In a study conducted for Psychological Science in the Public Interest, cognitive psychologists Harold Pashler, Mark McDaniel, Doug Rohrer, and Robert Bjork concluded that there is currently no evidence to support the idea that individuals learn best when material is presented in their preferred style of learning. The authors further suggested that the VARK model has gained popularity due to the natural desire to categorize or define ourselves.

Polly R. Husmann, a professor of anatomy at the Indiana University School of Medicine, conducted a study using 426 anatomy students as subjects. Each student was given two surveys, one related to their own study strategies and one related to their learning preferences according to the VARK model. The results showed that many of the subjects did not apply study habits that aligned with their preferred learning style.

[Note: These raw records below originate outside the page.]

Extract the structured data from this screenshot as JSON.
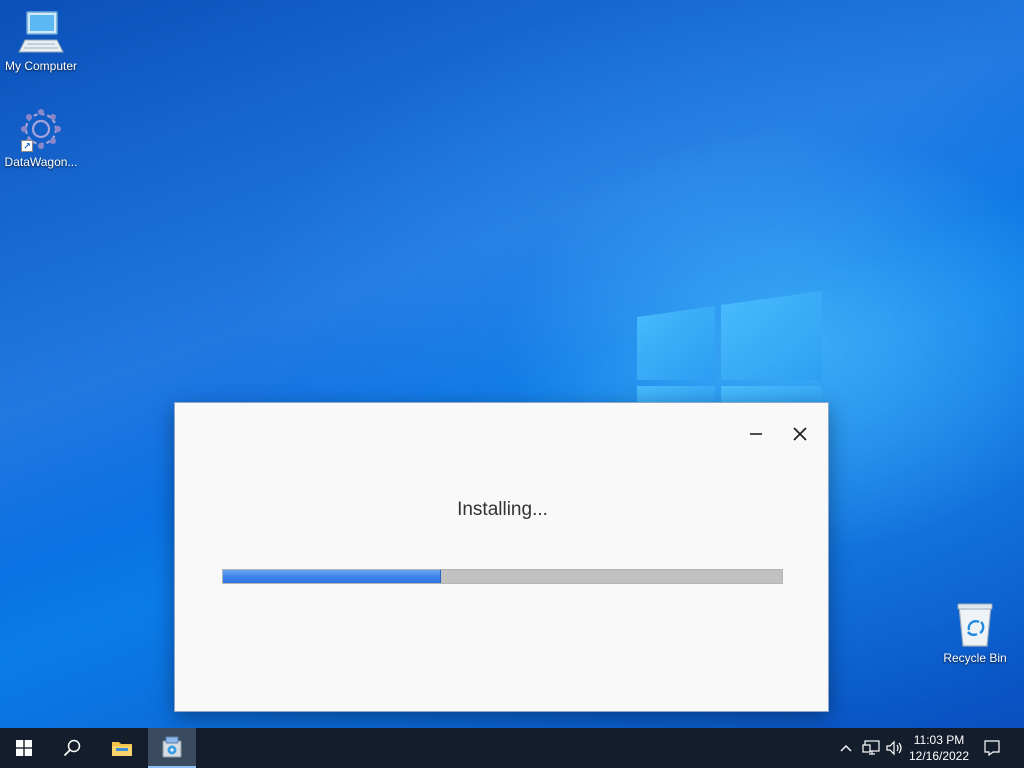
{
  "desktop": {
    "icons": [
      {
        "label": "My Computer",
        "icon": "computer-icon"
      },
      {
        "label": "DataWagon...",
        "icon": "datawagon-app-icon"
      },
      {
        "label": "Recycle Bin",
        "icon": "recycle-bin-icon"
      }
    ]
  },
  "dialog": {
    "status_text": "Installing...",
    "progress_percent": 39,
    "controls": {
      "minimize": "minimize-icon",
      "close": "close-icon"
    }
  },
  "taskbar": {
    "items": [
      "start-button",
      "search-icon",
      "file-explorer-icon",
      "installer-icon"
    ],
    "tray": [
      "chevron-up-icon",
      "network-icon",
      "volume-icon",
      "notification-icon"
    ],
    "clock_time": "11:03 PM",
    "clock_date": "12/16/2022"
  },
  "colors": {
    "wallpaper": "#0a6ae0",
    "progress_fill": "#3b82ea",
    "taskbar": "#141d2b"
  }
}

An alternative theory that has gained traction is the concept of “multimodal learning,” in which learners apply multiple learning styles simultaneously. According to The 2021–22 Multimodal Learning Framework, a report sponsored by Microsoft Education, multimodal learning creates a diverse learning environment and deepens the learner’s understanding of their own strengths. Many educators believe the versatility of multimodal learning engages learners and helps them absorb information on a deeper level.

Is either theory correct? At the end of the day, do our learning preferences ultimately determine our learning capability? Or do our learning preferences depend on our situation or the material itself?

No matter where you fall in the learning-style debate, one thing remains true: everyone learns differently. We all engage with information in different ways. A piece of information that resonates with you may not resonate with someone else. As long as we embrace all types of learners and present material in an inclusive and accessible way, we can instill confidence in learners and educators alike and create a more positive learning environment.